Add support for shared library load when executable called through ld.
Currently, when an executable is called like: ld-linux --library-path <path> executable, lldb is not able to load the shared libraries needed by the executable provided by library-path. lldb is not able to set Rendezvous breakpoint in this case.
This patch adds the support to enable setting rendezvous breakpoint when called using ld-*.so. It enables it to hit the breakpoint and extract the address of the rendezvous structure, which is how lldb is now able to load the shared libraries.

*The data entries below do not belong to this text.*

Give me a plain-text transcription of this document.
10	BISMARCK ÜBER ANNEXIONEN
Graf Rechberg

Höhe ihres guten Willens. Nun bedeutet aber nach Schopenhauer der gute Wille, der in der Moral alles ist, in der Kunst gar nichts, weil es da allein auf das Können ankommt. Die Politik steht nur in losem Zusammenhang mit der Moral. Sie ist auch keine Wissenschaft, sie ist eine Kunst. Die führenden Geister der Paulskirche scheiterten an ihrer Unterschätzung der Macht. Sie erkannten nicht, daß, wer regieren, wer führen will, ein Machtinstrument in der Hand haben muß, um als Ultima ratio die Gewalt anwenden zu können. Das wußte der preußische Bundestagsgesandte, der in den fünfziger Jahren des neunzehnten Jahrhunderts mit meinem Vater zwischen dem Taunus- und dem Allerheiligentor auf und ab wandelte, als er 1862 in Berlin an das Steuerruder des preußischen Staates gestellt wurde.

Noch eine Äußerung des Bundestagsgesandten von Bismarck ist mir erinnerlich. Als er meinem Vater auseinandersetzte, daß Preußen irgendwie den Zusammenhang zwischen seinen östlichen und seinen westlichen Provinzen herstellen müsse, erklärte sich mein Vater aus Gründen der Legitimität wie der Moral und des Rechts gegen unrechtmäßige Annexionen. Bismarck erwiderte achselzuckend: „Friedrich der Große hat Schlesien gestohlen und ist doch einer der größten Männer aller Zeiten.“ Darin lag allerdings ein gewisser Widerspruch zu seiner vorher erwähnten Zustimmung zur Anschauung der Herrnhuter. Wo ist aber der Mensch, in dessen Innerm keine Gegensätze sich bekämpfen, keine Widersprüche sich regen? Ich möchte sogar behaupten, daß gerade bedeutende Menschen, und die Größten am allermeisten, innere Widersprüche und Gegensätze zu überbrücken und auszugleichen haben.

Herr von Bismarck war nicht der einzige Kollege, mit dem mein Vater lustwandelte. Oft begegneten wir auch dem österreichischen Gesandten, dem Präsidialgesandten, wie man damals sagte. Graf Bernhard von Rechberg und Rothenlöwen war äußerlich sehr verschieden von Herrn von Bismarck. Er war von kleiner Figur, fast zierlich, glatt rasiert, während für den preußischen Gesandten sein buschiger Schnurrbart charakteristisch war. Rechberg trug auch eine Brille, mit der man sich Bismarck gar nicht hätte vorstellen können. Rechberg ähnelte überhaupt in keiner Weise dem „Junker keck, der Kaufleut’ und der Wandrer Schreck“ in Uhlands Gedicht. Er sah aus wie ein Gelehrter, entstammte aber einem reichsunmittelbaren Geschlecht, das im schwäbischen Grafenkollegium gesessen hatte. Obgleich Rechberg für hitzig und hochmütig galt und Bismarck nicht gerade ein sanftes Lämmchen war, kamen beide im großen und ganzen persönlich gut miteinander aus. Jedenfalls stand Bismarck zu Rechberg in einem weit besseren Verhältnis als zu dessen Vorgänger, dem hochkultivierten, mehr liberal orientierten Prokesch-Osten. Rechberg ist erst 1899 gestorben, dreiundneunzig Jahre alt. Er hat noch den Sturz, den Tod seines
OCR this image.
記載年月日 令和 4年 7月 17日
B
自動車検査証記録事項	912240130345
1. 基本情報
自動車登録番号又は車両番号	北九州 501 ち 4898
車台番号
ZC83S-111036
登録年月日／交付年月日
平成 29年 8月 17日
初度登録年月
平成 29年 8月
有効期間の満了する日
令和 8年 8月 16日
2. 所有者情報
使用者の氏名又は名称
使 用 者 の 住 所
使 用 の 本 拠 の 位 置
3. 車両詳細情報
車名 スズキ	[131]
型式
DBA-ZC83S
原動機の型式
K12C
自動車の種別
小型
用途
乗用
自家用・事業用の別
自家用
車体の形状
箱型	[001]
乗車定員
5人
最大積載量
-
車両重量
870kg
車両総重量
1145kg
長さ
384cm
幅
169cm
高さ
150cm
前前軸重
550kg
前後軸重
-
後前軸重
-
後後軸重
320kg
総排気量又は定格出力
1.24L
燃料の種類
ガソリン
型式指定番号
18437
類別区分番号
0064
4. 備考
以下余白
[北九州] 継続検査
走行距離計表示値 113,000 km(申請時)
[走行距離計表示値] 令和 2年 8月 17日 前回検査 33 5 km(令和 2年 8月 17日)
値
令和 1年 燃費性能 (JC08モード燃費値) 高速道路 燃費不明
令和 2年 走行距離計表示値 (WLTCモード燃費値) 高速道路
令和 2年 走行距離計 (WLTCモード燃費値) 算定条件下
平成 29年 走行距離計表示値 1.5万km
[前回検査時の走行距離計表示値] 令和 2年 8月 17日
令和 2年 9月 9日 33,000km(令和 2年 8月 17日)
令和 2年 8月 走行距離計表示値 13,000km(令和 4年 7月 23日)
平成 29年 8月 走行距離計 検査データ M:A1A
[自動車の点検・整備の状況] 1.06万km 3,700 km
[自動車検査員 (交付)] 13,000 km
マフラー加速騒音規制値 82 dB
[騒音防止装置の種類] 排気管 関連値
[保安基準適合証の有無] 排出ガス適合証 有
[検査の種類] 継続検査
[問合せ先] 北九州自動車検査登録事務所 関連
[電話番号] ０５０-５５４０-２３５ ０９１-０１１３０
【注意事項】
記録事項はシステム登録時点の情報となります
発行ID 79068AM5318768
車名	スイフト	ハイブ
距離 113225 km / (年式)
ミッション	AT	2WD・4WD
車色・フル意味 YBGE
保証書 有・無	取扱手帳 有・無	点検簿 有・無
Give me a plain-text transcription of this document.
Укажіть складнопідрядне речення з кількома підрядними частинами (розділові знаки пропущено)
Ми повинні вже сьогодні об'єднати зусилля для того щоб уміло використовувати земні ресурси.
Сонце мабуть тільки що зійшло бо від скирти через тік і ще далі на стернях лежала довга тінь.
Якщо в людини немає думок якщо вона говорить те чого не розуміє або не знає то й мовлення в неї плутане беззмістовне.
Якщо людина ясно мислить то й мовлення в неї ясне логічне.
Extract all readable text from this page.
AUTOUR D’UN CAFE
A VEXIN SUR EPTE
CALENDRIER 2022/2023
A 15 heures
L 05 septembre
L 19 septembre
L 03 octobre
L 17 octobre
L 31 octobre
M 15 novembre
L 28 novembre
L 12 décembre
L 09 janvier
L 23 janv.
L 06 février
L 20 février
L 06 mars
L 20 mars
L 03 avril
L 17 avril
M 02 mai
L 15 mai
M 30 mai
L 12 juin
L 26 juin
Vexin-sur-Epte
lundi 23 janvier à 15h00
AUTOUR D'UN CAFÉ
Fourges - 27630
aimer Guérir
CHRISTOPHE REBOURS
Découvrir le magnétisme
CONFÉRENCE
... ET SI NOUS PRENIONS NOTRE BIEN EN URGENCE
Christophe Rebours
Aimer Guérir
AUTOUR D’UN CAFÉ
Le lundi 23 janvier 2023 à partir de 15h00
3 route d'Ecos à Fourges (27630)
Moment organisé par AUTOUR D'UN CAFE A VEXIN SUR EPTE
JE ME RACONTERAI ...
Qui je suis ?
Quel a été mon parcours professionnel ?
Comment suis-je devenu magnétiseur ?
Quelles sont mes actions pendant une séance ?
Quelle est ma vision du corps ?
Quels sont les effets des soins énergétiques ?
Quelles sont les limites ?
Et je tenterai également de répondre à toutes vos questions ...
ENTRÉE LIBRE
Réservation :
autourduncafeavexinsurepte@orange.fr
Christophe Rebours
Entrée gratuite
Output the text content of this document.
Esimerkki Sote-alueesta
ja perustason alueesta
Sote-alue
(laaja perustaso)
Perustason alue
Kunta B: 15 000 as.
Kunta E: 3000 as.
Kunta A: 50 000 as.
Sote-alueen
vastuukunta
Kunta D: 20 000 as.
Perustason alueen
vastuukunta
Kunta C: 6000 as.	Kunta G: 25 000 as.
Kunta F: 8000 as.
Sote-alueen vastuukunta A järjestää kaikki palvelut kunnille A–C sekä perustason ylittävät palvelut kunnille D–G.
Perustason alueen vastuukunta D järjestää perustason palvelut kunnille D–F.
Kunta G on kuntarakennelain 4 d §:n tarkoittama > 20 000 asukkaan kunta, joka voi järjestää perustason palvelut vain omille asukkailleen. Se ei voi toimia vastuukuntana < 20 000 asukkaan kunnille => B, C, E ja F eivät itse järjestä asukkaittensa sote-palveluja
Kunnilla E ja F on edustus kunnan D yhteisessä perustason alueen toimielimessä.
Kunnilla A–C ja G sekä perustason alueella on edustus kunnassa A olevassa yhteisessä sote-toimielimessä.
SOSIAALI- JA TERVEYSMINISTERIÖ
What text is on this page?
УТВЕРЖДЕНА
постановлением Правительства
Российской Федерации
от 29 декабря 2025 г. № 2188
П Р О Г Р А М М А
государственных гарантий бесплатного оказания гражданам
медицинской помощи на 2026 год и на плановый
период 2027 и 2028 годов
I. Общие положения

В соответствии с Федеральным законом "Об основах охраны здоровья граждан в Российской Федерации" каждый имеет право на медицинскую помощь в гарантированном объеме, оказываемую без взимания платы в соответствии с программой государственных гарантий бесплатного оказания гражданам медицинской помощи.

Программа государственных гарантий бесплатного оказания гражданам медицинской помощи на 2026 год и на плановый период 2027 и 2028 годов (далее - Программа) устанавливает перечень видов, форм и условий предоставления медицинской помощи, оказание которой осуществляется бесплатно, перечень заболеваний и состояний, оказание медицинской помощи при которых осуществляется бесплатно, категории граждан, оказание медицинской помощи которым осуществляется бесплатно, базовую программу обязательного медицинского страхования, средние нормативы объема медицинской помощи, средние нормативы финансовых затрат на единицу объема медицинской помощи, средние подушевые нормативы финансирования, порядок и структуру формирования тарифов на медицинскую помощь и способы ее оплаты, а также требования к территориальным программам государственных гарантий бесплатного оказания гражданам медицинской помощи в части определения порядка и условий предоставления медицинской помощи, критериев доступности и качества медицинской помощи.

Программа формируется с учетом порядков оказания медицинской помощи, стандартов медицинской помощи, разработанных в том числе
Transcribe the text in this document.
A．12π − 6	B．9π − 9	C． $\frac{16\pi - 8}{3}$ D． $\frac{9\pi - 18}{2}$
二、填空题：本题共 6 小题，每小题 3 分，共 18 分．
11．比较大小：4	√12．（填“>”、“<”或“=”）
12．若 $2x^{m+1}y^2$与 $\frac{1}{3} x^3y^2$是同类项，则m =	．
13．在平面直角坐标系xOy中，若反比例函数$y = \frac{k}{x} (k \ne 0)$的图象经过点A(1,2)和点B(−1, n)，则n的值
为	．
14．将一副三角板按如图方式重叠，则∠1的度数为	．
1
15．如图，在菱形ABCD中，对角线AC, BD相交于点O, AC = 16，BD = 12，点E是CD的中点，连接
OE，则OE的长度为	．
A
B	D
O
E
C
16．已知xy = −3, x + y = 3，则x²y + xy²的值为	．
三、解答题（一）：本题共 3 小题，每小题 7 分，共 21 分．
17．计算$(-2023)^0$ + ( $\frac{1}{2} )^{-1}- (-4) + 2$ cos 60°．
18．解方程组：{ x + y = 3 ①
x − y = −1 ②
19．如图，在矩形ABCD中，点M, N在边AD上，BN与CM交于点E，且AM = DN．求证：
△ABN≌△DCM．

I get what you're trying to say, but I'm having issues with these comments, as they're wrong on multiple levels. For one, argv[0] essentially has no relationship to the binary being executed (ld.so even has an argument to supply an arbitrary string as argv[0] to the executable). But more importantly, when the executable is "run" in this way (as an argument to ld.so), as far as the operating system (and lldb) is concerned ld.so _is_ the main executable. You can see this in the /proc/$PID/exe symlink, or in all the target->GetExecutableModule calls in this patch. What this patch actually does is to _disable_ the logic of treating the "main executable" (the one with an empty name in the rendezvous structure) as special, so that it can be treated as one of the libraries.
With that in mind, I think it'd be better to say that this flag indicates whether the main program is the dynamic linker/loader/program interpreter.